I have always enjoyed classical nonsense literature from Lewis Carroll such as “The Walrus and the Carpenter” and “Jabberwocky.” Most people just roll their eyes and pass it by but I find some good mind exercise in finding a way to apply it all to basic biblical truth. Here is Jabberwocky:

'Twas brillig, and the slithy toves

Did gyre and gimble in the wabe;
All mimsy were the borogoves,

And the mome raths outgrabe.


"Beware the Jabberwock, my son!

The jaws that bite, the claws that catch!
Beware the Jubjub bird, and shun

The frumious Bandersnatch!"


He took his vorpal sword in hand:

Long time the manxome foe he sought --
So rested he by the Tumtum tree,

And stood awhile in thought


And as in uffish thought he stood,

The Jabberwock, with eyes of flame,
Came whiffling through the tulgey wood,

And burbled as it came!


One, two!
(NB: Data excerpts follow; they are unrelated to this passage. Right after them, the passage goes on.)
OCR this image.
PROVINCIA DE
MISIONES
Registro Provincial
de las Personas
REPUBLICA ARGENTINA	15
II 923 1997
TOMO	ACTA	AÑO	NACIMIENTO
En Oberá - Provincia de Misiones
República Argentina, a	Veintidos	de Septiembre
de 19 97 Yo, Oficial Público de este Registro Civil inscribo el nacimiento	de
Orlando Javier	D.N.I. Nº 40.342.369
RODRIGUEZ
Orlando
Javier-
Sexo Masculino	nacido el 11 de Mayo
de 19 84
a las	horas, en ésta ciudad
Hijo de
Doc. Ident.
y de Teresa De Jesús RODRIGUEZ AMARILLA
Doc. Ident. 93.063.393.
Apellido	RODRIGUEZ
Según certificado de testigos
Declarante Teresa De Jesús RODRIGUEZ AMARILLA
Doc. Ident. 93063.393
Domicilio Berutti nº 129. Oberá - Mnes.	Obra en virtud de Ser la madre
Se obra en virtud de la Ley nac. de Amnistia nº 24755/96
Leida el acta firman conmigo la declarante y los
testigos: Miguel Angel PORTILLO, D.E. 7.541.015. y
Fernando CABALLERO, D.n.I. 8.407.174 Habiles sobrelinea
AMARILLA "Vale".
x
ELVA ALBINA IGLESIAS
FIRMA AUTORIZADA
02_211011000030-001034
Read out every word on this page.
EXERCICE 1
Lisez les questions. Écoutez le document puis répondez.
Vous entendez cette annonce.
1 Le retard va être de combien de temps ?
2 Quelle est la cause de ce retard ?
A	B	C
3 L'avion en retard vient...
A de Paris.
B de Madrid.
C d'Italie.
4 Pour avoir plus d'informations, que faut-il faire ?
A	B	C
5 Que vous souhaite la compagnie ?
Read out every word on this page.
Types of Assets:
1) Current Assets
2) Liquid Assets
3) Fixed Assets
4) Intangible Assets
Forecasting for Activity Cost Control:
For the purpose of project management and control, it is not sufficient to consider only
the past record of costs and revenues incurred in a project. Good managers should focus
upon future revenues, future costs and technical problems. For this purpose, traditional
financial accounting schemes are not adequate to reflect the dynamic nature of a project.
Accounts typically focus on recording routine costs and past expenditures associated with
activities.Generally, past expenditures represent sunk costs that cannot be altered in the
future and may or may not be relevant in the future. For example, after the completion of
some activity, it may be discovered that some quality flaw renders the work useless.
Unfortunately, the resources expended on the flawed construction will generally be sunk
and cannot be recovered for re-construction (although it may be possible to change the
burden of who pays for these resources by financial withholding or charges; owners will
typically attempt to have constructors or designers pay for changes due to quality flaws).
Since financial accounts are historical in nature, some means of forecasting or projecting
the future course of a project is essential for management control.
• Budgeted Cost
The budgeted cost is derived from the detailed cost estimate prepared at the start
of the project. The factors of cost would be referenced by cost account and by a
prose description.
One, two! and through and through

The vorpal blade went snicker-snack!
He left it dead, and with its head

He went galumphing back.


"And hast thou slain the Jabberwock?

Come to my arms, my beamish boy!
O frabjous day! Callooh! Callay!"

He chortled in his joy.


'Twas brillig, and the slithy toves

Did gyre and gimble in the wabe;
All mimsy were the borogoves,

And the mome raths outgrabe.

It’s later in this book that Alice meets Humpty Dumpty. Now there’s the guy to explain this. A terrible fall like Humpty had could cause all kinds of jumbled thinking. What was he doing on the dangerous wall anyway? What could the horses possibly do to put him together? Perhaps by tonight I’ll have the answers to all these questions.